The new exhibit at Norway House, The Baldishol: A Medieval Tapestry Inspires Contemporary Textiles, has been in the planning since the fall of 2018. And now it is up, and beautiful–despite many bumps in the road. Here are the details:
Visit the exhibit at Norway House in person!
July-September 25, 2020 | Tuesday-Friday
10:00am – 3:45pm (last reservation at 3:00pm)
Six (6) guests are allowed in the Gallery at a time.
All guests are required to wear a mask inside Norway House.
- $5 | General Admission
- FREE | Members of Norway House
- FREE | Children ages 12 and under
GUIDED TOURS – To be guided through the exhibit by Norway House staff or volunteers, please select the $15 add-on when scheduling.
QUESTIONS? Call Norway House during normal office hours Tuesday through Friday, 10:00am-4:00pm, 612.871.2211, or send an email to firstname.lastname@example.org with your phone number.

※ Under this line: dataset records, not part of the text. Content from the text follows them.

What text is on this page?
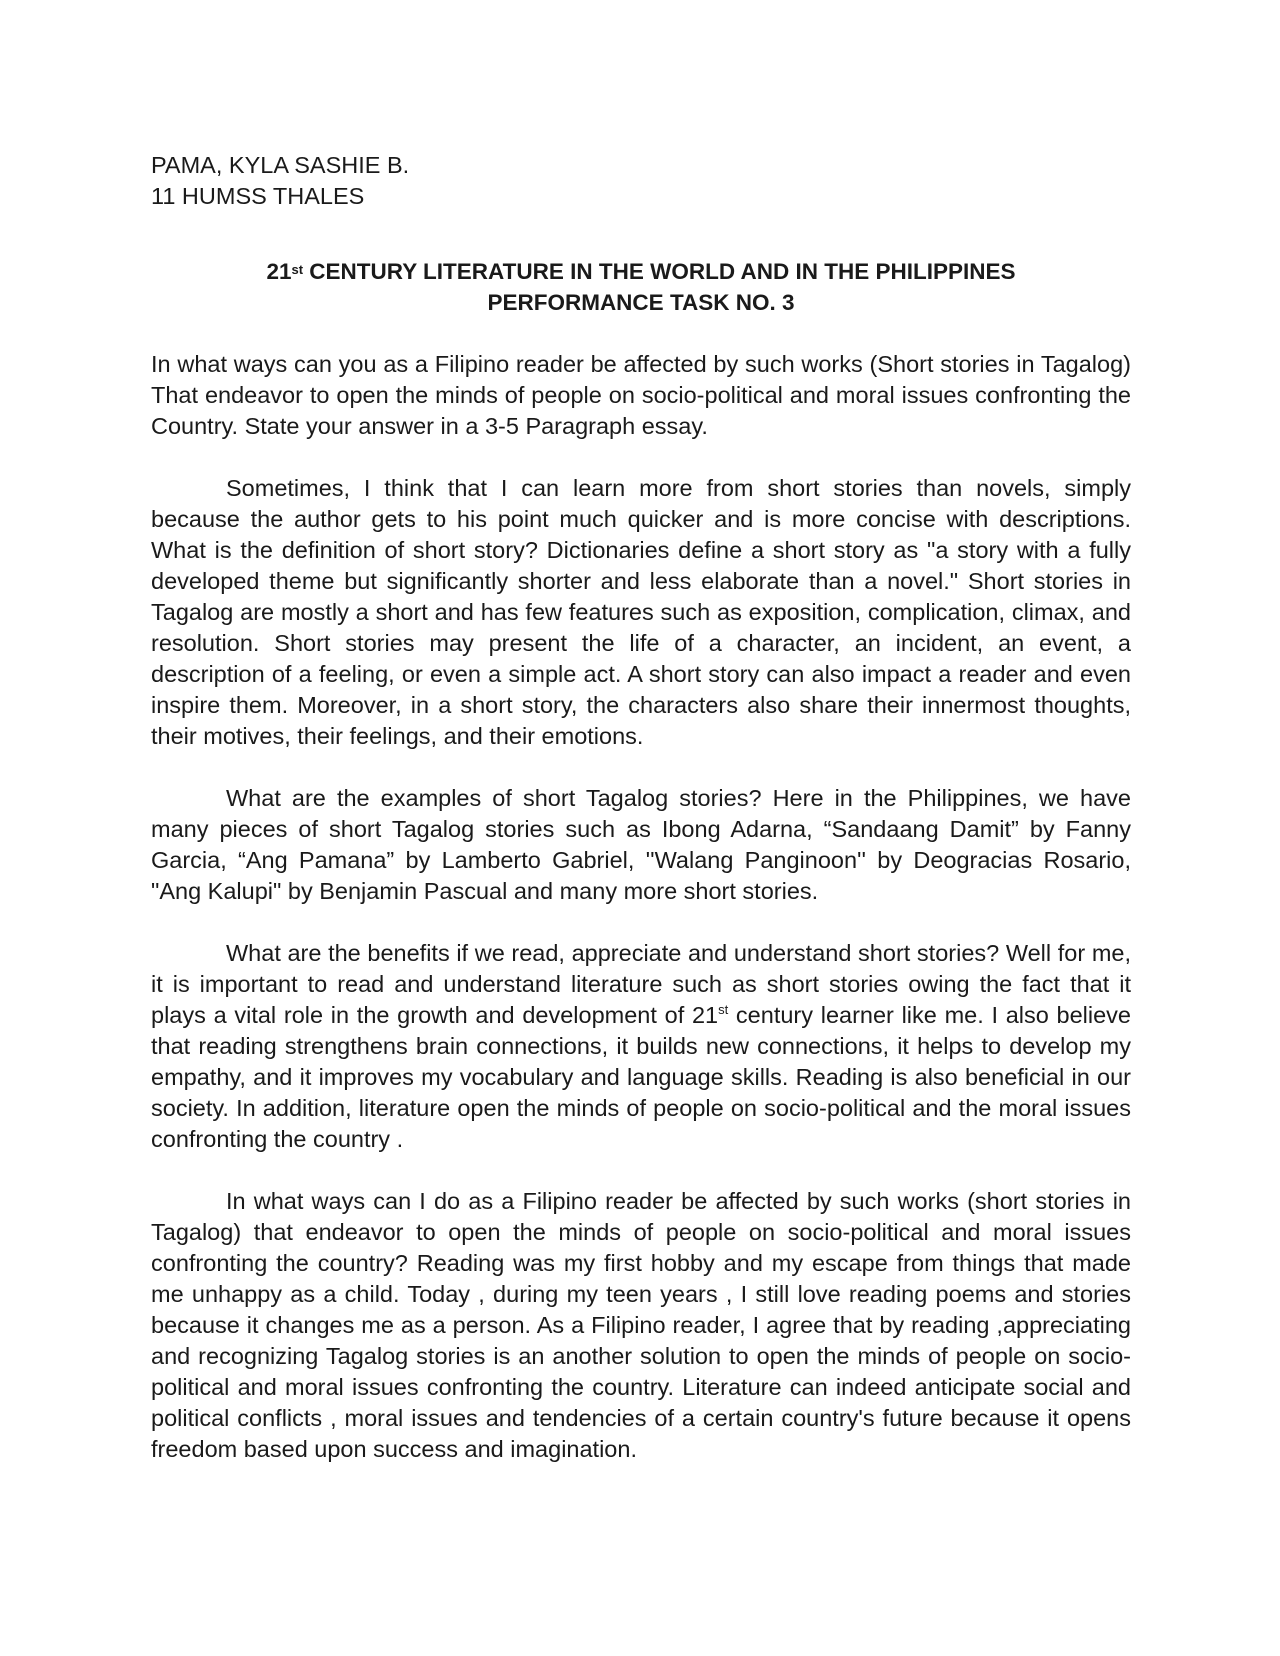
PAMA, KYLA SASHIE B.

11 HUMSS THALES

21st CENTURY LITERATURE IN THE WORLD AND IN THE PHILIPPINES
PERFORMANCE TASK NO. 3
In what ways can you as a Filipino reader be affected by such works (Short stories in Tagalog) That endeavor to open the minds of people on socio-political and moral issues confronting the Country. State your answer in a 3-5 Paragraph essay.
Sometimes, I think that I can learn more from short stories than novels, simply because the author gets to his point much quicker and is more concise with descriptions. What is the definition of short story? Dictionaries define a short story as "a story with a fully developed theme but significantly shorter and less elaborate than a novel." Short stories in Tagalog are mostly a short and has few features such as exposition, complication, climax, and resolution. Short stories may present the life of a character, an incident, an event, a description of a feeling, or even a simple act. A short story can also impact a reader and even inspire them. Moreover, in a short story, the characters also share their innermost thoughts, their motives, their feelings, and their emotions.
What are the examples of short Tagalog stories? Here in the Philippines, we have many pieces of short Tagalog stories such as Ibong Adarna, “Sandaang Damit” by Fanny Garcia, “Ang Pamana” by Lamberto Gabriel, ''Walang Panginoon'' by Deogracias Rosario, "Ang Kalupi" by Benjamin Pascual and many more short stories.
What are the benefits if we read, appreciate and understand short stories? Well for me, it is important to read and understand literature such as short stories owing the fact that it plays a vital role in the growth and development of 21st century learner like me. I also believe that reading strengthens brain connections, it builds new connections, it helps to develop my empathy, and it improves my vocabulary and language skills. Reading is also beneficial in our society. In addition, literature open the minds of people on socio-political and the moral issues confronting the country .
In what ways can I do as a Filipino reader be affected by such works (short stories in Tagalog) that endeavor to open the minds of people on socio-political and moral issues confronting the country? Reading was my first hobby and my escape from things that made me unhappy as a child. Today , during my teen years , I still love reading poems and stories because it changes me as a person. As a Filipino reader, I agree that by reading ,appreciating and recognizing Tagalog stories is an another solution to open the minds of people on socio-political and moral issues confronting the country. Literature can indeed anticipate social and political conflicts , moral issues and tendencies of a certain country's future because it opens freedom based upon success and imagination.
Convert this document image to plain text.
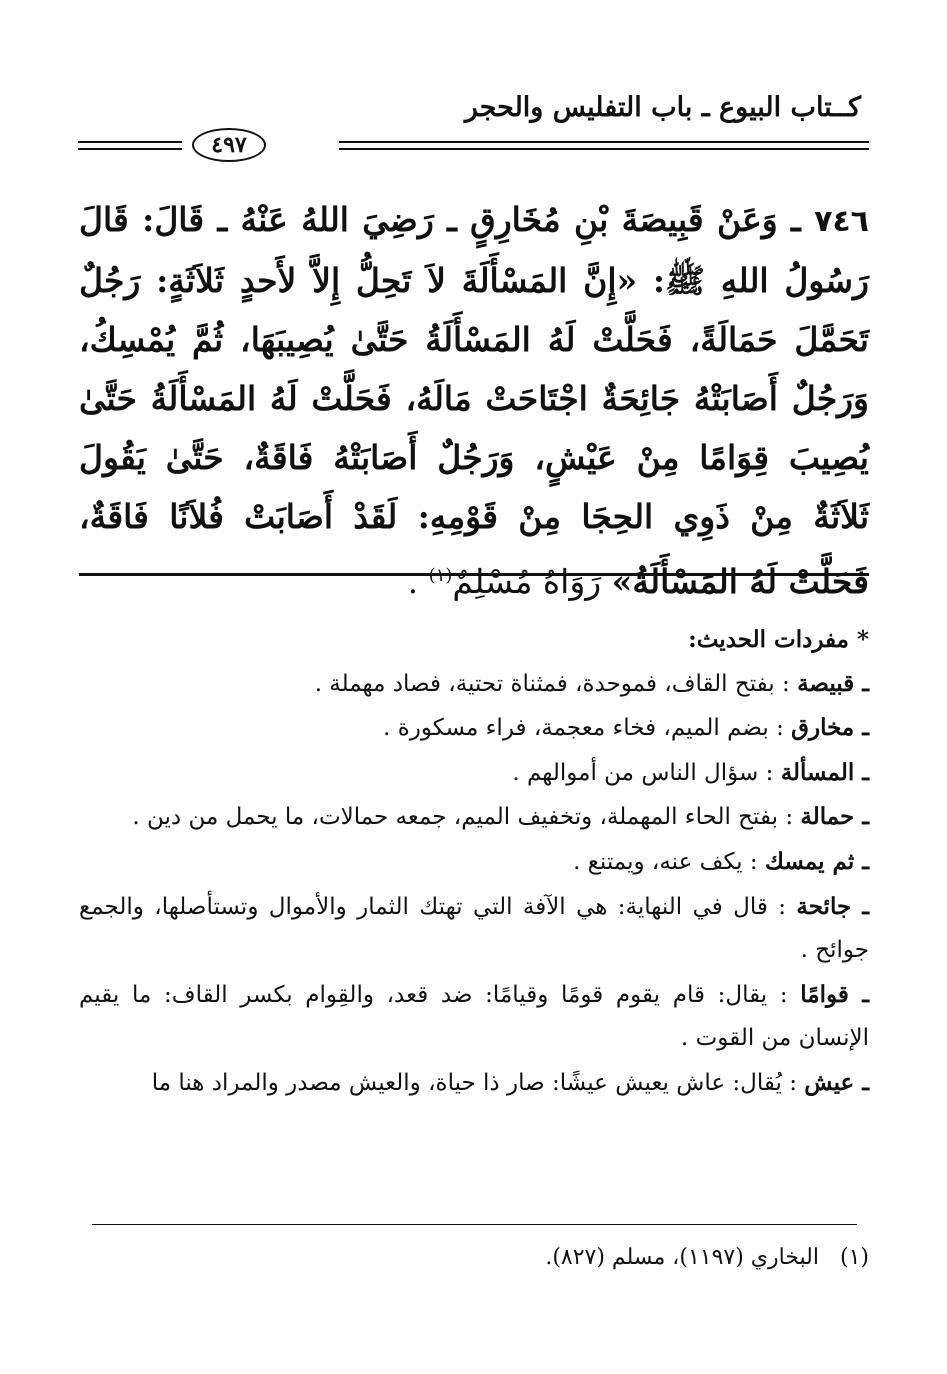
كــتاب البيوع ـ باب التفليس والحجر
٤٩٧
٧٤٦ ـ وَعَنْ قَبِيصَةَ بْنِ مُخَارِقٍ ـ رَضِيَ اللهُ عَنْهُ ـ قَالَ: قَالَ رَسُولُ اللهِ ﷺ: «إِنَّ المَسْأَلَةَ لاَ تَحِلُّ إِلاَّ لأَحدٍ ثَلاَثَةٍ: رَجُلٌ تَحَمَّلَ حَمَالَةً، فَحَلَّتْ لَهُ المَسْأَلَةُ حَتَّىٰ يُصِيبَهَا، ثُمَّ يُمْسِكُ، وَرَجُلٌ أَصَابَتْهُ جَائِحَةٌ اجْتَاحَتْ مَالَهُ، فَحَلَّتْ لَهُ المَسْأَلَةُ حَتَّىٰ يُصِيبَ قِوَامًا مِنْ عَيْشٍ، وَرَجُلٌ أَصَابَتْهُ فَاقَةٌ، حَتَّىٰ يَقُولَ ثَلاَثَةٌ مِنْ ذَوِي الحِجَا مِنْ قَوْمِهِ: لَقَدْ أَصَابَتْ فُلاَنًا فَاقَةٌ، فَحَلَّتْ لَهُ المَسْأَلَةُ» رَوَاهُ مُسْلِمٌ$^{(١)}$ .
* مفردات الحديث:

ـ قبيصة : بفتح القاف، فموحدة، فمثناة تحتية، فصاد مهملة .

ـ مخارق : بضم الميم، فخاء معجمة، فراء مسكورة .

ـ المسألة : سؤال الناس من أموالهم .

ـ حمالة : بفتح الحاء المهملة، وتخفيف الميم، جمعه حمالات، ما يحمل من دين .

ـ ثم يمسك : يكف عنه، ويمتنع .

ـ جائحة : قال في النهاية: هي الآفة التي تهتك الثمار والأموال وتستأصلها، والجمع جوائح .

ـ قوامًا : يقال: قام يقوم قومًا وقيامًا: ضد قعد، والقِوام بكسر القاف: ما يقيم الإنسان من القوت .

ـ عيش : يُقال: عاش يعيش عيشًا: صار ذا حياة، والعيش مصدر والمراد هنا ما

(١)   البخاري (١١٩٧)، مسلم (٨٢٧).
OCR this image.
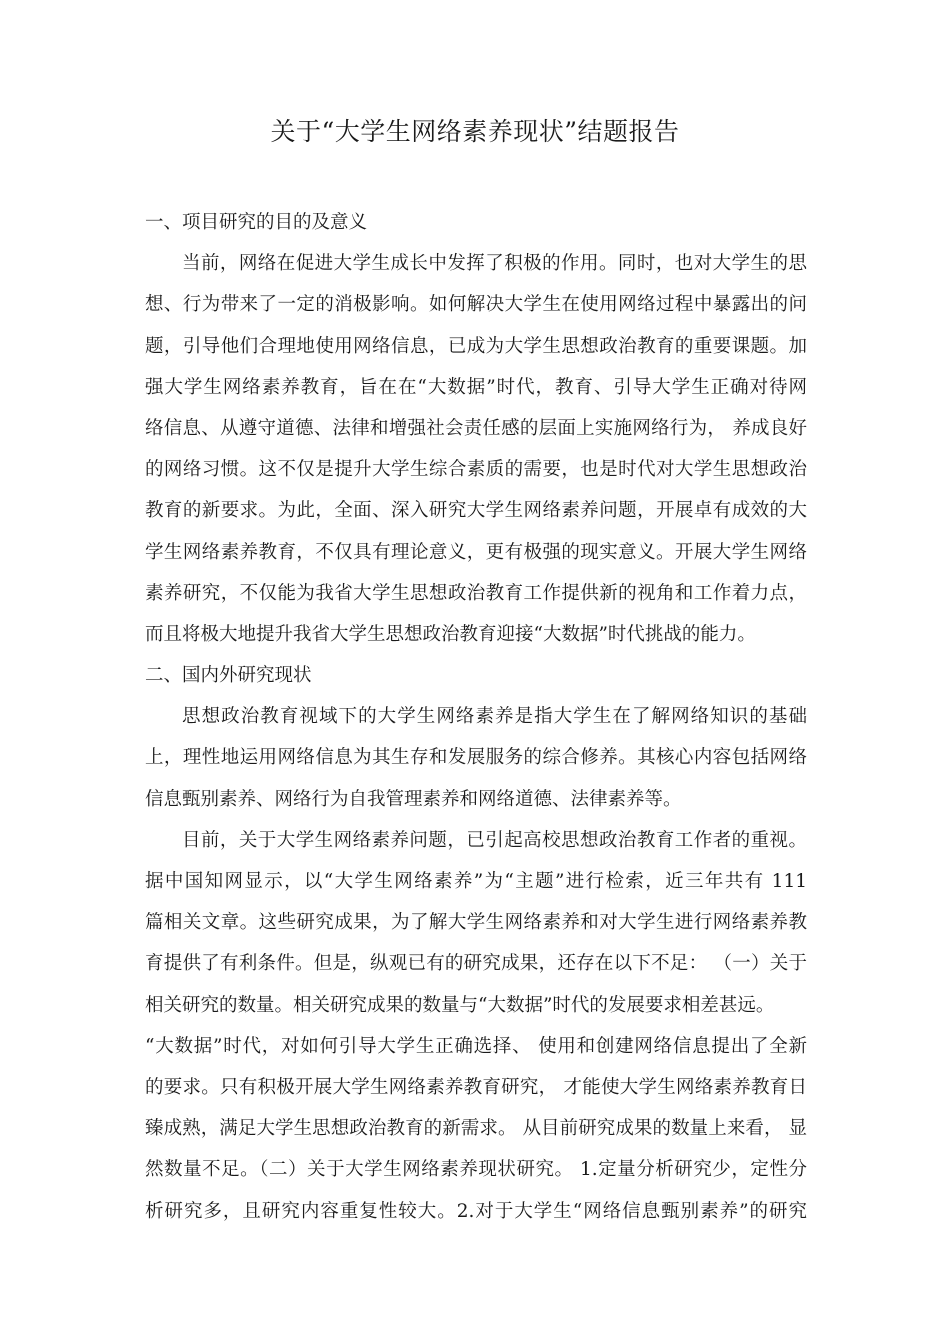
关于“大学生网络素养现状”结题报告
一、项目研究的目的及意义
当前，网络在促进大学生成长中发挥了积极的作用。同时，也对大学生的思
想、行为带来了一定的消极影响。如何解决大学生在使用网络过程中暴露出的问
题，引导他们合理地使用网络信息，已成为大学生思想政治教育的重要课题。加
强大学生网络素养教育，旨在在“大数据”时代，教育、引导大学生正确对待网
络信息、从遵守道德、法律和增强社会责任感的层面上实施网络行为， 养成良好
的网络习惯。这不仅是提升大学生综合素质的需要，也是时代对大学生思想政治
教育的新要求。为此，全面、深入研究大学生网络素养问题，开展卓有成效的大
学生网络素养教育，不仅具有理论意义，更有极强的现实意义。开展大学生网络
素养研究，不仅能为我省大学生思想政治教育工作提供新的视角和工作着力点，
而且将极大地提升我省大学生思想政治教育迎接“大数据”时代挑战的能力。
二、国内外研究现状
思想政治教育视域下的大学生网络素养是指大学生在了解网络知识的基础
上，理性地运用网络信息为其生存和发展服务的综合修养。其核心内容包括网络
信息甄别素养、网络行为自我管理素养和网络道德、法律素养等。
目前，关于大学生网络素养问题，已引起高校思想政治教育工作者的重视。
据中国知网显示，以“大学生网络素养”为“主题”进行检索，近三年共有 111
篇相关文章。这些研究成果，为了解大学生网络素养和对大学生进行网络素养教
育提供了有利条件。但是，纵观已有的研究成果，还存在以下不足： （一）关于
相关研究的数量。相关研究成果的数量与“大数据”时代的发展要求相差甚远。
“大数据”时代，对如何引导大学生正确选择、 使用和创建网络信息提出了全新
的要求。只有积极开展大学生网络素养教育研究， 才能使大学生网络素养教育日
臻成熟，满足大学生思想政治教育的新需求。 从目前研究成果的数量上来看， 显
然数量不足。（二）关于大学生网络素养现状研究。 1.定量分析研究少，定性分
析研究多，且研究内容重复性较大。2.对于大学生“网络信息甄别素养”的研究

Click here to Schedule a Gallery Visit
Norway House Virtual Gallery Tour
On Thursday, July 2 at 5:00pm CDT, Norway House premiers an online opening. See it on YouTube here. The first and second Baldishol Inspiration prizes were awarded, chosen by nationally-recognized fiber artists Karen Searle and Carolyn Halliday. Take a virtual tour of all the pieces in the show on the Norway House site here.
Look for the link on the Norway House YouTube Channel and on the Norway House site. Also, follow Norway House on Instagram and Facebook to stay in the know.
On Tuesday, June 30, we did some filming with the judges in the gallery and then the first visitor came! It was a young man who followed up on a Norway House email. He said he just needed to get out and see some art. Because I was there, I gave him a tour. He was blown away by the individual pieces and the variety and beauty in the exhibit as a whole. Here are some gallery shots.
And here’s a funny thing. Lisa Torvik wove a wonderful linen transparency depicting herself and her husband. In one hand the Lisa-figure holds a shuttle. I got that. In the other–what? The first visitor to the gallery asked, but I didn’t know what was draped on her other hand. The next hour one of the artists, Laurie Bushbaum, and two of her friends visited the show. Again, they asked me. One of her friends, a Norwegian, said she was going to contact her relative in Norway to find out what the image might be–some sort of textile tool? Wait, I said, I’ll just call Lisa. Mystery solved! It’s a keyboard and mouse!